Paul del Río Canales (1943 – April 5, 2015) was a Venezuelan sculptor, painter and revolutionary. Paul del Rio combined modernism, cubism and surrealism to create enigmatic paintings that are usually a social commentary on the harshness of modern urban life for ordinary people, and their longing for a different life. Originally from Spain, his parents were exiled to France after the fall of the republic and then immigrated to Havana, Cuba where he was born. His family moved once more to Caracas, the capital of Venezuela his second year.

== Guerrilla ==
It was not as an artist but as a MIR (Spanish: Movimiento de Izquierda Revolucionaria) guerrilla that del Rio first came to public notice under the pseudonym Máximo Canales. In 1963 at the age of 19, as leader of a Venezuelan guerrilla group the Armed Forces of National Liberation (in Spanish: Fuerzas Armadas de Liberación Nacional, FALN), along with Wisman Medina and Jose Romulo Nino they seized the Venezuelan cargo ship Anzoátegui (2/13/1963). The ship evaded both the U.S. Navy and Royal Navy for eleven days before docking safely at Belém coast of Brazil.

Six months later, del Rio kidnapped Argentine football player star Alfredo Di Stefano at gunpoint from the Potomac Hotel in Caracas while his team, Real Madrid, were on a pre-season tour of South America (8/24/1963). The kidnapping was codenamed "Julian Grimau", after the Spanish communist Julián Grimau García was executed by firing squad in Spain that April during Francisco Franco's dictatorship. Di Stefano was released unharmed two days later close to the Spanish embassy, without a ransom being paid. The FALN had intended to use the kidnapping to bring international attention on the repressive government of Romulo Betancourt. Di Stefano played in a match against São Paulo F.C. the day after and received a standing ovation in the Olympic Stadium.
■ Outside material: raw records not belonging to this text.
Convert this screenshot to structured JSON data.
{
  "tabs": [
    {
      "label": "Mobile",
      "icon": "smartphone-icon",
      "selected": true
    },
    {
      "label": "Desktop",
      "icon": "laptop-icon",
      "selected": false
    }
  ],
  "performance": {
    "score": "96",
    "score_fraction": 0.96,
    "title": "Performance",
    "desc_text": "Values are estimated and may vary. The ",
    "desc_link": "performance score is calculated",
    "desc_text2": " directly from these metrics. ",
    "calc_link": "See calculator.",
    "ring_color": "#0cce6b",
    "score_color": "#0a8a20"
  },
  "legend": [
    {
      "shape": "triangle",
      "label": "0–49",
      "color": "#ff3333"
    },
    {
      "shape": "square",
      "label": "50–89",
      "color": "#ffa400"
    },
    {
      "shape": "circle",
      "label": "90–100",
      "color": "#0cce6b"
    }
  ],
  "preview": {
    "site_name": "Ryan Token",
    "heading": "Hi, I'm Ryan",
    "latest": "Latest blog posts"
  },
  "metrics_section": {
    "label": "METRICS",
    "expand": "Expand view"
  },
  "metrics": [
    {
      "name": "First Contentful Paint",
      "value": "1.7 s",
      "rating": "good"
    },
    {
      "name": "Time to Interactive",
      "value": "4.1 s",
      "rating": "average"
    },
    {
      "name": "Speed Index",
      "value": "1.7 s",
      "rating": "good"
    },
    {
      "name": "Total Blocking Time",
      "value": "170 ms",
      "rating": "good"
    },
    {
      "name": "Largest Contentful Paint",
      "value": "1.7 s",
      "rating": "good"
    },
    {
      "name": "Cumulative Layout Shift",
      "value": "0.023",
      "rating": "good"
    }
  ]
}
A Spanish movie entitled "Real, La Película" ("Real, The Movie") which recounted these events was released on August 25, 2005. In a bizarre publicity stunt at the premiere, del Rio and Di Stefano were brought together for the first time in the 42 years since the abduction.

==Artist==
In 1966, del Rio began to make political cartoons under the pseudonym "URBA", and gradually began to find alternate means of expressing his political views through art. In 1975, he recovered his Venezuelan nationality which had been stripped from his entire family by President Rómulo Betancourt (administration 1959–1964). The gallery Viva Mexico of Caracas was the first gallery to successfully exhibit his work.

From 1974 to 1993, del Rio exhibited his work in several exhibitions in Spain, Mexico, Finland, Japan, Romania, Colombia, Germany, Canada and Austria. During this period, in 1979 he joined the Sandinista movement in Nicaragua.

In 2000, del Rio designed his bronze sculpture "Mano Mineral" ("Mineral Hand") for the Orden Juan Pablo Pérez Alfonso (Order of Juan Pablo Perez Alfonso), the Venezuelan award of state given to those who contribute to works related to mining, petroleum and energy. The Venezuelan Juan Pablo Pérez Alfonso as minister of mines and hydrocarbons for president Romulo Betancourt was the founder of OPEC, an idea he conceived while exiled in the United States during his review of the Texas Railroad Commission. "Mano Mineral" can be seen outside the OPEC building in Vienna, donated by the Government of Venezuela to the City of Vienna in 2003. The sculpture symbolizes the oil coming from Venezuela. At 2.20 metres high, it is a casting of the emblem of the Second Summit of Heads of State and Government of OPEC Member Countries, which Venezuela hosted in Caracas on September 27–28, 2000. A copy was also unveiled in May 2003 as a monument in Caracas, named "Monumento a La Paz" ("Monument for Peace") near the PDVSA main offices.